The federal government now subsidizes student loans through the Federal Family Education Loan program (FFEL), which offers subsidized loans to students from private lenders at low interest rates, and through the Direct Loan program (DL), in which the Department of Education is the lender and the funds come from the U.S. Treasury. The Higher Education Act sets the terms and conditions on FFEL and DL loans. FFEL was created in 1966. Over 2,000 lenders participate in FFEL, serving 4,400 institutions, with $70 billion in loans this year. The DL program, established in 1993, serves 1,700 institutions, with $22 billion in loans this year.
SAFRA would terminate FFEL and shift all federal student loans, including Federal Direct Perkins Loans, to the DL program. SAFRA would also create nine new programs and otherwise increase federal involvement in early education, school construction, etc. On September 10th, 40 current and former presidents of state, regional and national financial aid associations alerted House and Senate committees to problems involved in implementing SAFRA as early as the 2010-11 school year.

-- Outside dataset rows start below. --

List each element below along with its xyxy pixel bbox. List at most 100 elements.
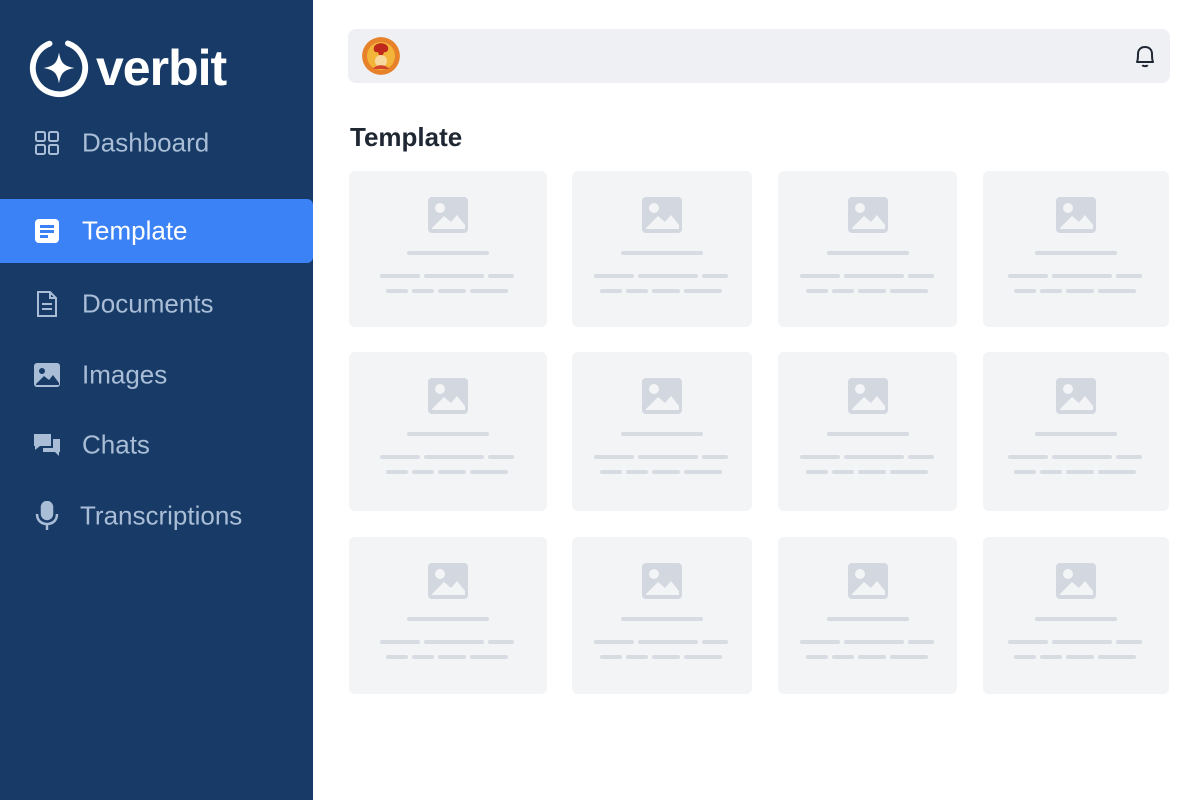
image-placeholder-icon [428, 378, 468, 414]
sidebar-item-dashboard[interactable]: Dashboard [0, 111, 313, 175]
skeleton-line [600, 470, 622, 474]
skeleton-line [638, 640, 698, 644]
skeleton-line [831, 470, 854, 474]
skeleton-line [424, 455, 484, 459]
template-card[interactable] [983, 171, 1169, 327]
skeleton-line [412, 289, 434, 293]
skeleton-line [380, 640, 420, 644]
template-card[interactable] [778, 352, 957, 511]
chat-icon [33, 431, 61, 459]
skeleton-line [380, 455, 420, 459]
sidebar-item-images[interactable]: Images [0, 343, 313, 407]
image-placeholder-icon [847, 378, 888, 414]
skeleton-line [907, 455, 934, 459]
skeleton-line [1014, 470, 1036, 474]
sidebar-item-transcriptions[interactable]: Transcriptions [0, 484, 313, 548]
template-card[interactable] [983, 537, 1169, 694]
sidebar-item-label: Template [82, 215, 188, 246]
skeleton-line [594, 274, 634, 278]
microphone-icon [33, 501, 61, 530]
sidebar-item-chats[interactable]: Chats [0, 413, 313, 477]
sidebar-item-label: Chats [82, 429, 150, 460]
template-card[interactable] [572, 537, 752, 694]
skeleton-line [626, 289, 648, 293]
skeleton-line [380, 274, 420, 278]
skeleton-line [805, 470, 828, 474]
skeleton-line [907, 274, 934, 278]
skeleton-line [1066, 470, 1094, 474]
image-placeholder-icon [1056, 197, 1096, 233]
image-placeholder-icon [428, 563, 468, 599]
sidebar-item-label: Dashboard [82, 127, 210, 158]
document-icon [33, 290, 61, 318]
skeleton-line [684, 655, 722, 659]
template-card[interactable] [572, 352, 752, 511]
template-icon [33, 217, 61, 245]
image-placeholder-icon [642, 563, 682, 599]
skeleton-line [1035, 617, 1117, 621]
skeleton-line [799, 274, 840, 278]
skeleton-line [1008, 274, 1048, 278]
skeleton-line [412, 470, 434, 474]
skeleton-line [684, 289, 722, 293]
skeleton-line [621, 617, 703, 621]
image-placeholder-icon [847, 197, 888, 233]
sidebar-item-documents[interactable]: Documents [0, 272, 313, 336]
skeleton-line [799, 455, 840, 459]
image-placeholder-icon [1056, 563, 1096, 599]
skeleton-line [889, 470, 928, 474]
skeleton-line [1008, 640, 1048, 644]
skeleton-line [626, 655, 648, 659]
skeleton-line [386, 289, 408, 293]
skeleton-line [702, 274, 728, 278]
skeleton-line [1035, 432, 1117, 436]
skeleton-line [386, 470, 408, 474]
image-placeholder-icon [642, 197, 682, 233]
brand-logo[interactable]: verbit [28, 36, 227, 100]
skeleton-line [1098, 470, 1136, 474]
image-placeholder-icon [1056, 378, 1096, 414]
skeleton-line [684, 470, 722, 474]
template-card[interactable] [349, 537, 547, 694]
template-card[interactable] [778, 171, 957, 327]
sidebar-item-label: Transcriptions [80, 500, 243, 531]
skeleton-line [1014, 655, 1036, 659]
skeleton-line [1014, 289, 1036, 293]
template-card[interactable] [983, 352, 1169, 511]
skeleton-line [889, 289, 928, 293]
skeleton-line [407, 432, 489, 436]
skeleton-line [907, 640, 934, 644]
skeleton-line [1040, 470, 1062, 474]
skeleton-line [843, 640, 904, 644]
skeleton-line [1008, 455, 1048, 459]
skeleton-line [1098, 289, 1136, 293]
skeleton-line [407, 251, 489, 255]
skeleton-line [1040, 655, 1062, 659]
skeleton-line [1116, 455, 1142, 459]
skeleton-line [1052, 455, 1112, 459]
template-card[interactable] [778, 537, 957, 694]
sidebar-item-template[interactable]: Template [0, 199, 313, 263]
skeleton-line [857, 289, 886, 293]
skeleton-line [857, 470, 886, 474]
skeleton-line [438, 289, 466, 293]
template-card[interactable] [349, 352, 547, 511]
skeleton-line [1116, 274, 1142, 278]
skeleton-line [594, 640, 634, 644]
skeleton-line [1035, 251, 1117, 255]
skeleton-line [438, 655, 466, 659]
sidebar-item-label: Images [82, 359, 168, 390]
template-card[interactable] [572, 171, 752, 327]
dashboard-icon [33, 129, 61, 157]
skeleton-line [702, 640, 728, 644]
skeleton-line [1052, 274, 1112, 278]
bell-icon[interactable] [1132, 43, 1158, 69]
skeleton-line [843, 274, 904, 278]
template-card[interactable] [349, 171, 547, 327]
skeleton-line [438, 470, 466, 474]
skeleton-line [826, 432, 909, 436]
skeleton-line [638, 274, 698, 278]
skeleton-line [843, 455, 904, 459]
user-avatar[interactable] [362, 37, 400, 75]
skeleton-line [621, 251, 703, 255]
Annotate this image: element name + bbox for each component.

Beyond those implementation issues, SAFRA would be a huge expansion of the DL program. It would dismantle a system that has worked fairly well for four decades. It would eliminate private sector jobs as well as consumer choice, competition among lenders, and existing programs to reduce defaults. For non-wealthy high school seniors, SAFRA would make their potential for federal student loans depend entirely on approval by government bureaucrats or contractors retained by government. One concern is that the predictably voluminous SAFRA regulations could provide openings for covert political or other illicit discrimination against borrowers or recipient schools. A more obvious concern is that "Congress," in the words of Representative Paul C. Broun (R-GA), "has no business putting taxpayers on the hook for defaulted student loans when the private sector would gladly bear this risk."
The objections to federal takeovers of the private sector do not arise from constitutional archeologism. Those takeovers violate the social principle of subsidiarity: "Just as it is wrong to withdraw from the individual and commit to the community at large what private enterprise and industry can accomplish, so too, it is an injustice, a grave evil, and a disturbance of right order for a larger and higher organization to arrogate to itself functions which can be performed efficiently by smaller and lower bodies. This is a fundamental principle of social philosophy, unshaken and unchangeable, and it retains its full truth today. ... The true aim of all social activity should be to help individual members of the social body, but never to destroy or absorb them" (Pius XI, "Quadragesimo Anno" no. 79).
"Subsidiarity," said Benedict XVI, "is the most effective antidote against any form of all-encompassing welfare state" ("Love in Truth," no. 57).
When they elected Notre Dame's most obsequiously honored alumnus, the American people voted for both hope and change. They are, indeed, getting one of those. Congressman Broun asked the question about the change that, so far, has no answer: "When will the massive spending and Federal takeover end?"